Les regards sont à présent tournés vers la prochaine session du Forum qui devrait se tenir courant septembre 2019. Ce sera la 4ème session depuis l’adoption de l’Agenda 2030. Comme prévu dans les textes fondateurs du Forum, cette session se déroulera sous les hospices de l’Assemblée Générale des Nations (AGNU) et verra la participation des Chefs d’État et de gouvernement à son Segment de Haut Niveau. Elle devrait, selon BNT, examiner rétrospectivement et prospectivement la totalité des ordres du jour des cycles quadriennaux passé et à venir, sur la base du Rapport mondial sur le développement durable qui sera produit pour la circonstance.
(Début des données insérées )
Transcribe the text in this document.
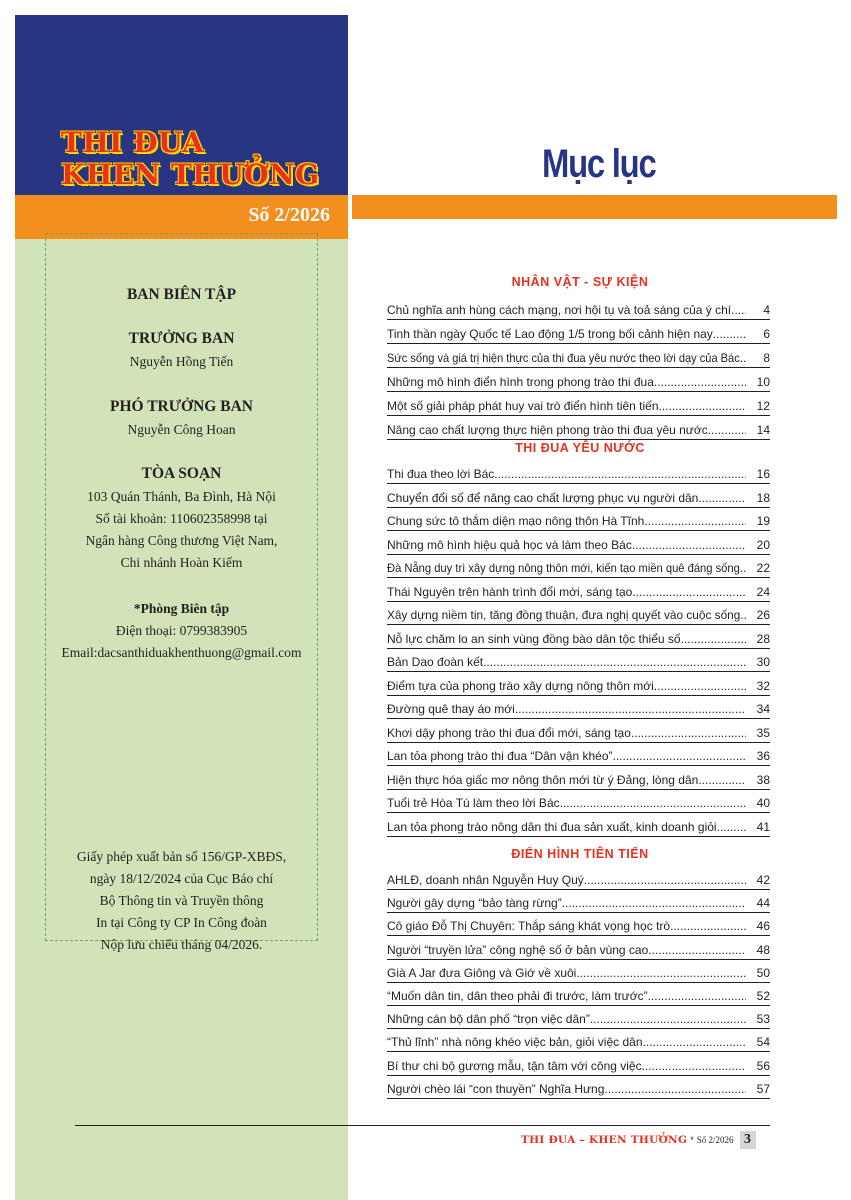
THI ĐUA
KHEN THƯỞNG
Số 2/2026
BAN BIÊN TẬP
TRƯỞNG BAN
Nguyễn Hồng Tiến
PHÓ TRƯỞNG BAN
Nguyễn Công Hoan
TÒA SOẠN
103 Quán Thánh, Ba Đình, Hà Nội
Số tài khoản: 110602358998 tại
Ngân hàng Công thương Việt Nam,
Chi nhánh Hoàn Kiếm
*Phòng Biên tập
Điện thoại: 0799383905
Email:dacsanthiduakhenthuong@gmail.com
Giấy phép xuất bản số 156/GP-XBĐS,
ngày 18/12/2024 của Cục Báo chí
Bộ Thông tin và Truyền thông
In tại Công ty CP In Công đoàn
Nộp lưu chiểu tháng 04/2026.
Mục lục
NHÂN VẬT - SỰ KIỆN
Chủ nghĩa anh hùng cách mạng, nơi hội tụ và toả sáng của ý chí .....	4
Tinh thần ngày Quốc tế Lao động 1/5 trong bối cảnh hiện nay .....	6
Sức sống và giá trị hiện thực của thi đua yêu nước theo lời dạy của Bác .....	8
Những mô hình điển hình trong phong trào thi đua .....	10
Một số giải pháp phát huy vai trò điển hình tiên tiến .....	12
Nâng cao chất lượng thực hiện phong trào thi đua yêu nước .....	14
THI ĐUA YÊU NƯỚC
Thi đua theo lời Bác .....	16
Chuyển đổi số để nâng cao chất lượng phục vụ người dân .....	18
Chung sức tô thắm diện mạo nông thôn Hà Tĩnh .....	19
Những mô hình hiệu quả học và làm theo Bác .....	20
Đà Nẵng duy trì xây dựng nông thôn mới, kiến tạo miền quê đáng sống .....	22
Thái Nguyên trên hành trình đổi mới, sáng tạo .....	24
Xây dựng niềm tin, tăng đồng thuận, đưa nghị quyết vào cuộc sống .....	26
Nỗ lực chăm lo an sinh vùng đồng bào dân tộc thiểu số .....	28
Bản Dao đoàn kết .....	30
Điểm tựa của phong trào xây dựng nông thôn mới .....	32
Đường quê thay áo mới .....	34
Khơi dậy phong trào thi đua đổi mới, sáng tạo .....	35
Lan tỏa phong trào thi đua “Dân vận khéo” .....	36
Hiện thực hóa giấc mơ nông thôn mới từ ý Đảng, lòng dân .....	38
Tuổi trẻ Hòa Tú làm theo lời Bác .....	40
Lan tỏa phong trào nông dân thi đua sản xuất, kinh doanh giỏi .....	41
ĐIỂN HÌNH TIÊN TIẾN
AHLĐ, doanh nhân Nguyễn Huy Quý .....	42
Người gây dựng “bảo tàng rừng” .....	44
Cô giáo Đỗ Thị Chuyên: Thắp sáng khát vọng học trò .....	46
Người “truyền lửa” công nghệ số ở bản vùng cao .....	48
Già A Jar đưa Giông và Giớ về xuôi .....	50
“Muốn dân tin, dân theo phải đi trước, làm trước” .....	52
Những cán bộ dân phố “trọn việc dân” .....	53
“Thủ lĩnh” nhà nông khéo việc bản, giỏi việc dân .....	54
Bí thư chi bộ gương mẫu, tận tâm với công việc .....	56
Người chèo lái “con thuyền” Nghĩa Hưng .....	57
THI ĐUA – KHEN THƯỞNG * Số 2/2026 3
Les chefs d’État et de gouvernement analyseront les obstacles rencontrés, formuleront éventuellement des recommandations sur les questions de ressources et produiront une déclaration politique. Ce devrait être l’occasion de mieux adapter le Forum à sa tâche de suivi-évaluation de l’Agenda 2030. Il est en outre prévu que l’AGNU fasse le point de ce qui a marché et de ce qui n’a pas marché et propose en conséquence des adaptations en ce qui concerne le format du Forum et les aspects organisationnels.
Il s’agit, comme on le voit, d’un grand rendez-vous à ne pas manquer. Il devrait repréciser la vision et fixer les cadres de l’action collective et individuelle sans lesquels on risquerait de tourner en rond comme par le passé.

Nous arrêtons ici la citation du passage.